Since 2000, JI has been involved in over a dozen terrorist attacks, the largest of which was the Bali nightclub bombing in 2002, which killed more than 200 people. They have been demonstrably active in Malaysia, Thailand, Indonesia, Singapore, the Philippines, and Australia.

The arrest of Selamat is not a particularly significant victory for regional security forces so much as his initial escape was a crushing defeat. Singapore is a predominantly Buddhist city-state with 5 million people living in it. It has the fifth highest GDP per capita in the world, and spends nearly a third of its GDP on military and security.

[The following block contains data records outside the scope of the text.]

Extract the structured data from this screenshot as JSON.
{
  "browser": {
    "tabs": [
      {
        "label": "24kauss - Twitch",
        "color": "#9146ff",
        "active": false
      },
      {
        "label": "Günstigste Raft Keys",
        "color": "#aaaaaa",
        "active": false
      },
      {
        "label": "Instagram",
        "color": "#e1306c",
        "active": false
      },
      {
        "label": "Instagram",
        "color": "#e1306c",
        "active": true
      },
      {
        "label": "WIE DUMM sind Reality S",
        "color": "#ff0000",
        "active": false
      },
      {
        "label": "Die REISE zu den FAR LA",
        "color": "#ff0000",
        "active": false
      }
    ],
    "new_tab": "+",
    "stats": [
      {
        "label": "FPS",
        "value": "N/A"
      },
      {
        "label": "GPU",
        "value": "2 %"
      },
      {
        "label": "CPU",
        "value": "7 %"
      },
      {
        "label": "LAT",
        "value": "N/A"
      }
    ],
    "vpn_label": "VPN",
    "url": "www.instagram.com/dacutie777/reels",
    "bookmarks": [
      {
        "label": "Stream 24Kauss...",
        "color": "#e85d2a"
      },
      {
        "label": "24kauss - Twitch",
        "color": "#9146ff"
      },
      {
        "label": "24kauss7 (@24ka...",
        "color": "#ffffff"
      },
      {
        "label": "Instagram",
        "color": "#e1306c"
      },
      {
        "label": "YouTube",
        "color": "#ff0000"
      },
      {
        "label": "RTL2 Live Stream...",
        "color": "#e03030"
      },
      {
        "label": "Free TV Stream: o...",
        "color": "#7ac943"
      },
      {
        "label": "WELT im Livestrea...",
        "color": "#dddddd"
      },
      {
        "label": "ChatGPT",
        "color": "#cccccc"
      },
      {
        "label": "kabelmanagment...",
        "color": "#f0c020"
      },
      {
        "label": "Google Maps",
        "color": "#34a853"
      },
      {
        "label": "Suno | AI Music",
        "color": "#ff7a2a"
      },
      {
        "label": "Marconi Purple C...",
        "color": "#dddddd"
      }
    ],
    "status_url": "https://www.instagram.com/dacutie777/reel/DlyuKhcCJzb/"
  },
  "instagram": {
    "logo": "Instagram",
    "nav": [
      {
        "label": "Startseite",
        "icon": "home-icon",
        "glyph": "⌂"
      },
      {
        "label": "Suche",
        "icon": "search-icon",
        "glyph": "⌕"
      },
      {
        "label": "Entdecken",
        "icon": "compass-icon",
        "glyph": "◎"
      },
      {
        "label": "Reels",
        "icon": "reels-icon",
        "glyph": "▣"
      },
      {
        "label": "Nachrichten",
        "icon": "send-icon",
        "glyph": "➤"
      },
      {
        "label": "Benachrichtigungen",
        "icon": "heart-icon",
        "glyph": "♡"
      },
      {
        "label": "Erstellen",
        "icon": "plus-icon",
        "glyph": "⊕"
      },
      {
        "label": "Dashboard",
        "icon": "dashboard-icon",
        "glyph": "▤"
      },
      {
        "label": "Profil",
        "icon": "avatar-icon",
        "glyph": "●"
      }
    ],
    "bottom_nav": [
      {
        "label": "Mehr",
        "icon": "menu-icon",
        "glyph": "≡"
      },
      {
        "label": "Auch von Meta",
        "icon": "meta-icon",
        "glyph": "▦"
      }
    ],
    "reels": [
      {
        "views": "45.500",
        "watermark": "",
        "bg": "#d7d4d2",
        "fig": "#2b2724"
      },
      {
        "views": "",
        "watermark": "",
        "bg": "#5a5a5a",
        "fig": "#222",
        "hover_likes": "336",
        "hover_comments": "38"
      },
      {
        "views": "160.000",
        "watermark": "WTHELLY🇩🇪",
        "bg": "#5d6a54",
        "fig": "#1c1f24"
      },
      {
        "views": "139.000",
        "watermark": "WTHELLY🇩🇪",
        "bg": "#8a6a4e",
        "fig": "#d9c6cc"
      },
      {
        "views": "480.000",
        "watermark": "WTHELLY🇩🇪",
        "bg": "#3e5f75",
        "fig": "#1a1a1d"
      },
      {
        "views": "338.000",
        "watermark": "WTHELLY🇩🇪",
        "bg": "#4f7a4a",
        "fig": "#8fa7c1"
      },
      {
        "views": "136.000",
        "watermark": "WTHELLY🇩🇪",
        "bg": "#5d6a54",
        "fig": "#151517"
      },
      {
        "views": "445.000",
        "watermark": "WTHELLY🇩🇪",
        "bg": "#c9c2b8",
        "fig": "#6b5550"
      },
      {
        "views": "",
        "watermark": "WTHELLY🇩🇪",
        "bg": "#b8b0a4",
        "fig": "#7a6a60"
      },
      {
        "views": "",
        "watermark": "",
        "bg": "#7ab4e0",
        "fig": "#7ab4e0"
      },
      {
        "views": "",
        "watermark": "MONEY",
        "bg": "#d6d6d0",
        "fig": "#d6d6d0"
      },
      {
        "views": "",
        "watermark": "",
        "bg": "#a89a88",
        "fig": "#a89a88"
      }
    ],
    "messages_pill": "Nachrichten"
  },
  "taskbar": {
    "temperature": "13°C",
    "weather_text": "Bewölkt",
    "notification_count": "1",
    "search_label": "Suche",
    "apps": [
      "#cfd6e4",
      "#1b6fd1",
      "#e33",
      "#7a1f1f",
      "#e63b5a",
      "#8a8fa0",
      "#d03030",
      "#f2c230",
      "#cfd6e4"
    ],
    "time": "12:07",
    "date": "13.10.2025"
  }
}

With only about 15% of its population practicing Islam, the fact that JI has a presence in the country at all is a testament to the organization’s power. But that Singapore’s Most Wanted managed to jump out a bathroom window sans-culottes, swim across a river in broad daylight and then evade capture for a year and a half in neighboring Malaysia shows just how difficult nation-states are finding the prosecution of international terrorists.

With all eyes on Pakistan and Afghanistan, it is important to remember the lessons of Mas Salemat and JI. Terrorism is a global problem. It is a product of institutional weaknesses around the globe, and exists on a truly transnational scale. And, most troublingly, it is a problem that national governments around the world have found nearly impossible to deal with in a timely and effective manner.